On January 25, 2018, the Supreme Court of Delaware ruled that the Court of Chancery’s dismissal on issue preclusion grounds of the derivative claims of stockholder plaintiffs against the directors of Wal-Mart Stores, Inc. (“Wal-Mart”)—after a parallel derivative suit in federal court was dismissed for failure to allege demand futility—did not violate plaintiffs’ due process rights. In re Wal-Mart Stores Inc. Del. Deriv. Litig., C.A. No. 7455-CB (Del. Jan. 25, 2018). In affirming the dismissal, the Delaware Supreme Court declined to adopt the recommendation of the Delaware Court of Chancery to adopt a rule refusing to give preclusive effect to other courts’ decisions on demand futility on federal due process grounds.

As discussed in our post regarding the Court of Chancery’s initial decision on issue preclusion in this case, plaintiffs alleged that the Wal-Mart directors breached their fiduciary duties in connection with an alleged bribery scheme at a Mexican subsidiary. Chancellor Bouchard’s original order of dismissal found that Delaware plaintiffs were barred under the doctrine of issue preclusion (or collateral estoppel) from relitigating the issue of demand futility, which the federal court in the District of Arkansas found was inadequately pleaded when it dismissed a derivative suit asserting substantively similar claims. In re Wal-Mart Stores Inc. Del. Deriv. Litig., 2016 WL 2908344 (Del. Ch. May 13, 2016). On appeal from that Court of Chancery decision, the Delaware Supreme Court remanded the case for further consideration of whether the application of issue preclusion violated due process in this context. On remand in a supplemental opinion (as discussed in our subsequent post), Chancellor Bouchard found that—under the present state of the law—due process rights were not violated, but advocated the adoption of a rule providing that a Rule 23.1 dismissal does not have preclusive effect in order to “better protect derivative plaintiffs’ Due Process rights.” In re Wal-Mart Stores Inc. Del. Deriv. Litig., 167 A.3d 513 (Del. Ch. 2017).
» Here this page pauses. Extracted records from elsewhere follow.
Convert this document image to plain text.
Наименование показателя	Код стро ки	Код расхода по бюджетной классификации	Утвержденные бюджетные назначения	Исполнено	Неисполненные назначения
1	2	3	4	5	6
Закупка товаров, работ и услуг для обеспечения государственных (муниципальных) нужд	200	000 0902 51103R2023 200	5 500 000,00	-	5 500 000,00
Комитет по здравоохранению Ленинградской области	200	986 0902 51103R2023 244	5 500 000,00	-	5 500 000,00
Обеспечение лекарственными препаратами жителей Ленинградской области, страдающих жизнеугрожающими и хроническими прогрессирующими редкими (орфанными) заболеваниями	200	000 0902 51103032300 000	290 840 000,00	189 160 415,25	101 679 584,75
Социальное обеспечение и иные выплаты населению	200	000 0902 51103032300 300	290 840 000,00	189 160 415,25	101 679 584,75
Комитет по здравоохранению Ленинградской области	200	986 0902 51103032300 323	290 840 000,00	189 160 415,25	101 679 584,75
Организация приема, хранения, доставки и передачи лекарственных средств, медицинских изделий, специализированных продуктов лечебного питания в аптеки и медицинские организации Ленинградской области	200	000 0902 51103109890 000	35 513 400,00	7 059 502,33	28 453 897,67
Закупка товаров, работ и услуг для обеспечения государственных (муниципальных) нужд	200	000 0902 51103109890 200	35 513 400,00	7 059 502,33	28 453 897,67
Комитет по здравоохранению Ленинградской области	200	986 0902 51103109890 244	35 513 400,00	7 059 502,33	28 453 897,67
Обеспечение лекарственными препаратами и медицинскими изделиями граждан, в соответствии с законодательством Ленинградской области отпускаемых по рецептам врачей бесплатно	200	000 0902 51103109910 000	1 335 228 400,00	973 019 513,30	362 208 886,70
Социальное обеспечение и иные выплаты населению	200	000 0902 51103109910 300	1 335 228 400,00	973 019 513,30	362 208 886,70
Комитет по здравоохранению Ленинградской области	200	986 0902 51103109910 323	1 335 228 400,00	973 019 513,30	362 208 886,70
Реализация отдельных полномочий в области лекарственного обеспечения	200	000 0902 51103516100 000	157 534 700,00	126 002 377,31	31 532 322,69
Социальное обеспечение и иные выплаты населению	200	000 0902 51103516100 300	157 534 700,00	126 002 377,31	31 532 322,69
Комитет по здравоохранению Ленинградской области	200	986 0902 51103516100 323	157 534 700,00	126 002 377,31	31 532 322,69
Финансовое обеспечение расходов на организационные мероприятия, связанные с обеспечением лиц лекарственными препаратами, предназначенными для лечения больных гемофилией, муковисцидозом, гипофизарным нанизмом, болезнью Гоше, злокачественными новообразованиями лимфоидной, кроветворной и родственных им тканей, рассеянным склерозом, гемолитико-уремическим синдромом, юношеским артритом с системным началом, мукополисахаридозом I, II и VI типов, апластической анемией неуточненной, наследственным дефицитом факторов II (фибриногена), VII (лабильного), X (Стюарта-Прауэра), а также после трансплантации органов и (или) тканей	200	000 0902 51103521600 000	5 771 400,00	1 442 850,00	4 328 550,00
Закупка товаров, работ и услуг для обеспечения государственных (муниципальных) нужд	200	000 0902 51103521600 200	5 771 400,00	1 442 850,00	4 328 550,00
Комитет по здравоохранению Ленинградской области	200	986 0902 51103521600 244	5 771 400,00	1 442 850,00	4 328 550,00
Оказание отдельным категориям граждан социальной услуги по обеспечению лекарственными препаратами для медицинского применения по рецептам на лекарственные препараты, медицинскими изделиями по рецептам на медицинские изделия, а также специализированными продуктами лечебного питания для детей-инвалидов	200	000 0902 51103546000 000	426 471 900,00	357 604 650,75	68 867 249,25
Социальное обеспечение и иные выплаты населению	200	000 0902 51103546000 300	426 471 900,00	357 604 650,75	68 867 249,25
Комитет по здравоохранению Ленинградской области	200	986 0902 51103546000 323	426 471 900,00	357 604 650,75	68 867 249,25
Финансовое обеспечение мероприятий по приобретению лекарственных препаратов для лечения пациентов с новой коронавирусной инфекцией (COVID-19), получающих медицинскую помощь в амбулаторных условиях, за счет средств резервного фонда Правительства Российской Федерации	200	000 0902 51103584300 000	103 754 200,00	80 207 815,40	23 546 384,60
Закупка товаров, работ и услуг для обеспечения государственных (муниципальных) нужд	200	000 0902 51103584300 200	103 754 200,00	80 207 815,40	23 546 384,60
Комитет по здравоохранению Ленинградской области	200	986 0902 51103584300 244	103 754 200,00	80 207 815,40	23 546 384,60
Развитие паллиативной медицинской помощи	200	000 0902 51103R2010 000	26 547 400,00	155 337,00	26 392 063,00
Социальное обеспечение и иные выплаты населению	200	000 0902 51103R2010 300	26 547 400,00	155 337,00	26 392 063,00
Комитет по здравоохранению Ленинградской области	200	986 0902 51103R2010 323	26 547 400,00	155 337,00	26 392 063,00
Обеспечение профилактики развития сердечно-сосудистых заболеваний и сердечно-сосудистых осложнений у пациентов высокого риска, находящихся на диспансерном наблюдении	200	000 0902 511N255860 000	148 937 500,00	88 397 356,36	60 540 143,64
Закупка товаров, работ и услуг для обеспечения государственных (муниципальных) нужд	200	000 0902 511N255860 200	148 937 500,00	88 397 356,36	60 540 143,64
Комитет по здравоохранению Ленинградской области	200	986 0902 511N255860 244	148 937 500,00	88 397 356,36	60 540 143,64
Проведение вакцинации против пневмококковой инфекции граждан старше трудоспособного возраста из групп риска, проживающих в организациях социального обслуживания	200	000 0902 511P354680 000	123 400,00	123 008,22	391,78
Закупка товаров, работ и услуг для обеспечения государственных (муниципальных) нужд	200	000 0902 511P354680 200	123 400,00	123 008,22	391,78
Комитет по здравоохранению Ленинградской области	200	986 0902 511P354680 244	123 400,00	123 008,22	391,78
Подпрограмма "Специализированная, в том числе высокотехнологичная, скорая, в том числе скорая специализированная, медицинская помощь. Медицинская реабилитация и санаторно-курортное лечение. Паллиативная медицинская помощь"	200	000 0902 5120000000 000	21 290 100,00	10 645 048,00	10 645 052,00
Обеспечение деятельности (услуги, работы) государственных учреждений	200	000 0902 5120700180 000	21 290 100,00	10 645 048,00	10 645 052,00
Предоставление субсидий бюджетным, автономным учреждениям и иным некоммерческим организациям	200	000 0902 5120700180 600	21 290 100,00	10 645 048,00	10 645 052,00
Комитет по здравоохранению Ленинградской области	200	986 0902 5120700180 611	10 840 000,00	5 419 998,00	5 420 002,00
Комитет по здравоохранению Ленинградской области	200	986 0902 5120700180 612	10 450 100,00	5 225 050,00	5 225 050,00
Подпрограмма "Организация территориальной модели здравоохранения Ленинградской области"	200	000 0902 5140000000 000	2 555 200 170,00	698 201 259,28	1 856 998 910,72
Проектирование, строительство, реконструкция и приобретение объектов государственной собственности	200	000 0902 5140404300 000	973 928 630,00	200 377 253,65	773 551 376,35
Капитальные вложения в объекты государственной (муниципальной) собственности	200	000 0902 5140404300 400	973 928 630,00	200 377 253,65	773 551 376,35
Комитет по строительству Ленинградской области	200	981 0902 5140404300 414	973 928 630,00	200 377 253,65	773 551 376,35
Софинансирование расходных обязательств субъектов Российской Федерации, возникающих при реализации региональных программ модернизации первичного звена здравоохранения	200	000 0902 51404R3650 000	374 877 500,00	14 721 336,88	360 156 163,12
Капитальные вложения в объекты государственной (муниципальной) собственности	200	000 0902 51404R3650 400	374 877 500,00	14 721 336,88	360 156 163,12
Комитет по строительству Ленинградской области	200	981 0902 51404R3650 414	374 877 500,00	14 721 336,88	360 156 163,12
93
The Delaware Supreme Court declined to adopt the new rule recommended by Chancellor Bouchard. Instead, relying in part on federal appellate case law, the Court determined that the “Due Process rights of subsequent derivative plaintiffs are protected, and dismissal based on issue preclusion is appropriate, when their interests were aligned with and were adequately represented by the prior plaintiffs,” notwithstanding that the prior case was dismissed for failure to plead demand futility.

Accordingly, the Delaware Supreme Court found no violation of due process and upheld the dismissal of the subsequent derivative claims. The Court explained that the required privity among parties to the federal court and Delaware actions existed because “the corporation is always the sole owner of the claims” and the derivative plaintiffs “share an identity of interest in seeking to prosecute claims by and in the right of the same real party in interest—i.e., as representatives of—the corporation.” The Court also found that the federal plaintiffs were adequate representatives because there was no misalignment of interests and no demonstration that the quality of their representation was grossly deficient. Notably, the Court also determined that the federal plaintiffs’ decision to forgo a Section 220 demand for books and records may have been a “tactical error,” but did not “rise to the level of constitutional inadequacy.”

In re Wal-Mart Stores Inc. Del. Deriv. Litig.